Poussées d'écrits
— Il faut sauver le para Graff ! tu sais qu’il vient de sauter sur une mine en voulant passer les lignes adverses. On dit qu’il y a eu de la casse.
— J’ai vu en effet rôder quelques pages de garde. Et ceux qui ont voix au chapitre disent qu’il n’est qu’une couverture. Mais enfin, quoi qu’il en soit, s’il est capturé, il n’y aura guère d’espace pour sa sauvegarde ; et il portera forcément le chapô et n’échappera pas à la peine capitale. On dit que la police est sur l’affaire. Dans ses rangs, on trouve toutes sortes de caractères. Les gras sont les plus impressionnants, car ils ne savent que donner des corrections sans aucun avertissement, et cela fait mauvaise impression ! Mais on dit aussi que les italiques ont un mauvais penchant.

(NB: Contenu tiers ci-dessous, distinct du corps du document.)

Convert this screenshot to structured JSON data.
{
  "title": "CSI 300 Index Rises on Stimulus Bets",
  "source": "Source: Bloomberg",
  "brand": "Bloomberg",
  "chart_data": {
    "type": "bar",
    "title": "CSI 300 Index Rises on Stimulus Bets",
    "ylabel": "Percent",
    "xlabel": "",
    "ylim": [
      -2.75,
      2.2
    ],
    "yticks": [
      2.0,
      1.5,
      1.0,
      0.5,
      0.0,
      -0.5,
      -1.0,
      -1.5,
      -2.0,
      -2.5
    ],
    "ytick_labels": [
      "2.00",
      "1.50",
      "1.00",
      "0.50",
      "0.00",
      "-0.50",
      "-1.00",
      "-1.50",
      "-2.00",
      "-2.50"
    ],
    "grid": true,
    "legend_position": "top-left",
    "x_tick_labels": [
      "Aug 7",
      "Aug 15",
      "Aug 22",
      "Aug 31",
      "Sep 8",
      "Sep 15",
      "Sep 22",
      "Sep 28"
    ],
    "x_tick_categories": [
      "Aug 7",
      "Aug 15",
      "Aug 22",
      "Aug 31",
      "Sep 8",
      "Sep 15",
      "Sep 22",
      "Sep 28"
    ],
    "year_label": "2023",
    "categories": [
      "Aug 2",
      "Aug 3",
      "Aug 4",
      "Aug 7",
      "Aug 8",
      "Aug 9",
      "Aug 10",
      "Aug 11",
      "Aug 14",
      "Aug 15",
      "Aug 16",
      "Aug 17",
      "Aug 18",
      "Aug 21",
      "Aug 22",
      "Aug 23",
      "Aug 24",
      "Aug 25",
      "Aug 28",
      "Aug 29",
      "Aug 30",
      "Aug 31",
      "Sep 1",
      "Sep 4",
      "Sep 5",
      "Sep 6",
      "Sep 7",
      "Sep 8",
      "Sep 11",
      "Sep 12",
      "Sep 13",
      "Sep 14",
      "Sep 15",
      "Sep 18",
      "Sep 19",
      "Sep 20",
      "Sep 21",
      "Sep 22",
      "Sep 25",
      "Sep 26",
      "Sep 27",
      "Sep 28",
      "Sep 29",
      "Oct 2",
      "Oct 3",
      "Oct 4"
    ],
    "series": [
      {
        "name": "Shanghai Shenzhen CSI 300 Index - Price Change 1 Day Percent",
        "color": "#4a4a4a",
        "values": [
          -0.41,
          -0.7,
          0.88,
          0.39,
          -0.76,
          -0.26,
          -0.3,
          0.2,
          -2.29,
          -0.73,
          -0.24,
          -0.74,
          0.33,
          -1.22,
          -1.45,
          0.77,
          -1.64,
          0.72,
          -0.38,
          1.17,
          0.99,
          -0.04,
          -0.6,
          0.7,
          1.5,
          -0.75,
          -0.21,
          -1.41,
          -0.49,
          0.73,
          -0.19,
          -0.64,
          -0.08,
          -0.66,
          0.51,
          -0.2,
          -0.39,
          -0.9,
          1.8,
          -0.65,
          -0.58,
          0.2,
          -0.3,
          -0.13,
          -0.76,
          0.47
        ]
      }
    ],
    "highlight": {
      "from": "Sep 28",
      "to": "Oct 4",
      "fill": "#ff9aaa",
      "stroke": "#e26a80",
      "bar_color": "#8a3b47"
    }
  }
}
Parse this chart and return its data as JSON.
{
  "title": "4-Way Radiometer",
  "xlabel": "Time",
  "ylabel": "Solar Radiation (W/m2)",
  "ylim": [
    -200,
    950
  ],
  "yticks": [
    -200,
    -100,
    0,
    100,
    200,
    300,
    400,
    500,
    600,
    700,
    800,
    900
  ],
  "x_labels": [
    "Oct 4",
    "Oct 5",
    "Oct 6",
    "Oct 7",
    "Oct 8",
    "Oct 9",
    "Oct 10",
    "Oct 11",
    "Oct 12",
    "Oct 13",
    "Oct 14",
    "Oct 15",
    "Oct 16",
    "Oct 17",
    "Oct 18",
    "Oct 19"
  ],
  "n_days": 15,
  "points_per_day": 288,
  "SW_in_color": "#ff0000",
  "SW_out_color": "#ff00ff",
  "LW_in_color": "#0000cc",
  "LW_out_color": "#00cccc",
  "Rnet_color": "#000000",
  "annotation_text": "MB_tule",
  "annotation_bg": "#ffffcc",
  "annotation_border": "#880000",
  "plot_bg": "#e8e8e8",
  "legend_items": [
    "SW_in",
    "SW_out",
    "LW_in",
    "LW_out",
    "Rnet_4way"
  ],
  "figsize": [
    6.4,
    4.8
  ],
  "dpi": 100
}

— Justement, il serait grand temps de donner un coup d’arrêt aux pages. Avec des comportements aussi sommaires, il vaut mieux se tenir à carreau, surtout s’il est question de liberté.
— Oui, et il en est bien question ici. Le philosophe ne dit-il pas « que l’homme soit libre et rie » ?
— Ben oui ! Culture et lecture aident à ne pas devenir un âne…
— ? ?
— Ben oui ! As-tu déjà entendu quelqu’un qui lit braire ?
— Euh ! Non !
— C.Q.F.D. Et pour finir, notre para Graff est soupçonné, voire accusé de mouiller l’encre, ce qui ne le rend guère sympathique. Son dernier ouvrage « Réduction des Neurones », dans lequel il se livre, serait imprimé à l’encre de marine.
— Je ne comprends pas !
— Serais-tu devenu dur de la feuille ? Dans ce bouquin, il serait question d’un arrêt biblique en marge. Encore de quoi lui voler dans les plumes !
— Et si nous parlions d’autre chose ?
— D’accord, mais je voulais simplement ajouter que les blessures du para ont été cousues par agrafes. Au fait, de quoi voulais-tu parler ?
— D’un changement de régime, justement ! Cette fameuse ligne, pour la garder, il faut absolument manger du maigre et ne pas vouloir à tout prix aller à la pêche au gros avec filets et entrefilets, car souvent ce dernier colophon.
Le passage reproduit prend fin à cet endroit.